Выбрать главу

- Сотни тысяч… И миллионы.

- Именно. Вы были с самого зарождения мира, - усмехается кардинал. - Вы Древние, а я… Такой же? Или нет? Меня создал не Дракон, а его Аватара. Я не понимаю, кто я. И что будет дальше. Но мне нравится жить и существовать. Наблюдая за вами, я видел, какие отношения складываются между превращениями. Каждый заперт в своем осознании мира, но все же у вас есть своего рода… Взаимодействие. Чармикс и Глумикс - такие разные, но не разлей вода. У остальных тоже есть свои… Вряд ли я могу применить сюда определение “друзья”, но что-то вроде того.
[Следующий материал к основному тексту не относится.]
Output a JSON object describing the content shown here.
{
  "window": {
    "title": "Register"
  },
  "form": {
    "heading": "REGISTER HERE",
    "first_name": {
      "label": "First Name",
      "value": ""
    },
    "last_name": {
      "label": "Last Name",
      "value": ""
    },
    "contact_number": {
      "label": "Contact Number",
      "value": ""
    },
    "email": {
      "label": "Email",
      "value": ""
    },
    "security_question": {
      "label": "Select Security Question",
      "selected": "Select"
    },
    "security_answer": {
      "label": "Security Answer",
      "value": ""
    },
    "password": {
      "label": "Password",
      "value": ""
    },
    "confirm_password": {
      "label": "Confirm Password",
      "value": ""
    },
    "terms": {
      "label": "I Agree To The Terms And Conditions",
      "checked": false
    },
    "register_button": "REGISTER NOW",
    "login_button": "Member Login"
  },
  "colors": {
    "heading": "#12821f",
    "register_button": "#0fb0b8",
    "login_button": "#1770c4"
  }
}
- А ты хочешь заключить союз со мной? - Сиреникс понимает, к чему клонит огненный.

- С тобой не заключишь союз, если ты того не захочешь, - Блумикс слегка потряхивает головой. - Я захожу-завожу с другого.

Сиреникс обдумывает слова кардинала, когда тот вдруг задумчиво смотрит между мирами и говорит:

- Сейчас убивают четвертого, - и вот тогда змей над предложением огненного долго не сидит.

Они просеиваются меж мирами и складками реальности: змей в истинном обличии и кардинал в человеческом. “Мне такое ближе”, - говорит. Сиреникс не спорит. Дело кардинала.

Они возникают у рыжего озера с рыжим песком и рыжей водой: в ней отражается солнце. Рядом с озером немного деревьев: темно-зеленых и старых, с шоколадными стволами и черной землей под ними. А за деревьями поля с перепрелыми луговыми травами. Пожухлыми, острыми, с длинными стеблями и погнувшимися колосками. Августовские травы. Печальные травы.

Блумикс и Сиреникс ложатся за небольшим пригорком, который подточила озерная вода. Мокрый песок да ракушки-перловки под ним. И оттуда трансформации лицезрят убийцу.

Он ходит между мирами, проплывая даже за гранями. Он здесь и не здесь. Столь огромный, что змей и кардинал кажутся личинками, и полупрозрачный. Вот-вот растает в вечернем воздухе. Черный сом плывет, подминая под себя деревья, но не ломает их, ибо призрак, фантом, нереальный. Свисают печально черные усы, волочась по песчаному пляжу.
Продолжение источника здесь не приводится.